While this might be a quite limited perspective on music, information technologists have often been even more myopic. There are two kinds of information, apparently – structured and unstructured – and, we are told, each requires very different handling. The structured world has its own terminologies and constructs, as does the unstructured world, and never the twain have met; or if they have, it’s been an uncomfortable liaison, like divorcees forced together at a family gathering. It’s not just the technology vendors – DBAs care little for taxonomies, and content management types quite probably think "normalised database" is a contradiction in terms.
OK, I generalise - DBAs and others do look over the tops of their cubes from time to time – but the fact remains that there are two, discrete sides. Business people, those trying to actually use the information, would be right in wondering what all the fuss is about: surely information is information? From the IT perspective however, each technology has evolved over the years, with little attention to the other, and the result is a divergent set of tools requiring complex interfaces or third party products to bridge between them.

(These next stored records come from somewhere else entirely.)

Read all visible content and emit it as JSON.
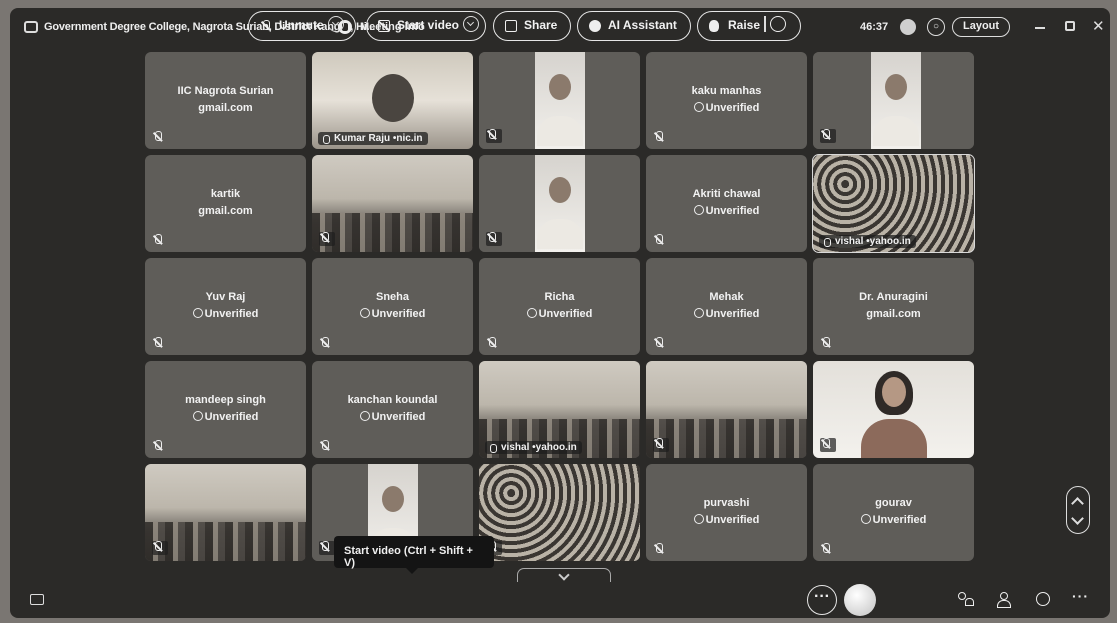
{
  "window": {
    "title": "Government Degree College, Nagrota Surian, District Kangra, Hi...",
    "meeting_info": "Meeting info",
    "timer": "46:37",
    "layout_label": "Layout"
  },
  "participants": [
    {
      "name": "IIC Nagrota Surian",
      "sub": "gmail.com",
      "type": "name"
    },
    {
      "label": "Kumar Raju •nic.in",
      "type": "video",
      "video": "office"
    },
    {
      "type": "video",
      "video": "person"
    },
    {
      "name": "kaku manhas",
      "sub": "Unverified",
      "type": "unverified"
    },
    {
      "type": "video",
      "video": "person2"
    },
    {
      "name": "kartik",
      "sub": "gmail.com",
      "type": "name"
    },
    {
      "type": "video",
      "video": "room"
    },
    {
      "type": "video",
      "video": "person"
    },
    {
      "name": "Akriti chawal",
      "sub": "Unverified",
      "type": "unverified"
    },
    {
      "label": "vishal •yahoo.in",
      "type": "video",
      "video": "crowd",
      "selected": true
    },
    {
      "name": "Yuv Raj",
      "sub": "Unverified",
      "type": "unverified"
    },
    {
      "name": "Sneha",
      "sub": "Unverified",
      "type": "unverified"
    },
    {
      "name": "Richa",
      "sub": "Unverified",
      "type": "unverified"
    },
    {
      "name": "Mehak",
      "sub": "Unverified",
      "type": "unverified"
    },
    {
      "name": "Dr. Anuragini",
      "sub": "gmail.com",
      "type": "name"
    },
    {
      "name": "mandeep singh",
      "sub": "Unverified",
      "type": "unverified"
    },
    {
      "name": "kanchan koundal",
      "sub": "Unverified",
      "type": "unverified"
    },
    {
      "label": "vishal •yahoo.in",
      "type": "video",
      "video": "room"
    },
    {
      "type": "video",
      "video": "room"
    },
    {
      "type": "video",
      "video": "woman"
    },
    {
      "type": "video",
      "video": "room"
    },
    {
      "type": "video",
      "video": "person"
    },
    {
      "type": "video",
      "video": "crowd"
    },
    {
      "name": "purvashi",
      "sub": "Unverified",
      "type": "unverified"
    },
    {
      "name": "gourav",
      "sub": "Unverified",
      "type": "unverified"
    }
  ],
  "tooltip": "Start video (Ctrl + Shift + V)",
  "toolbar": {
    "unmute": "Unmute",
    "start_video": "Start video",
    "share": "Share",
    "ai_assistant": "AI Assistant",
    "raise": "Raise",
    "more": "···",
    "overflow": "···"
  }
}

A coupe of weeks ago, Oracle announced it was buying Stellent. The fact it has taken until 2006 for this to happen (and the same can be said for IBM, with FileNet), is indication enough that even the largest companies have only just "got" that organisations need a single source of information, whatever its underlying structure. While this may not be Oracle's first foray into unstructured data management (indeed, I believe it is its seventh), it is the company's first recognition that a purpose-designed content management system may offer additional facilities, beyond what can be supported from within the RDBMS. The issue has been brought into stark relief with the rapidly growing importance of email: today a purchase order may exist as a Word attachment to an email, or it may be a set of fields filled on a database form, but this is a purely technological distinction. To the sales operative, there should not be a distinguishable difference.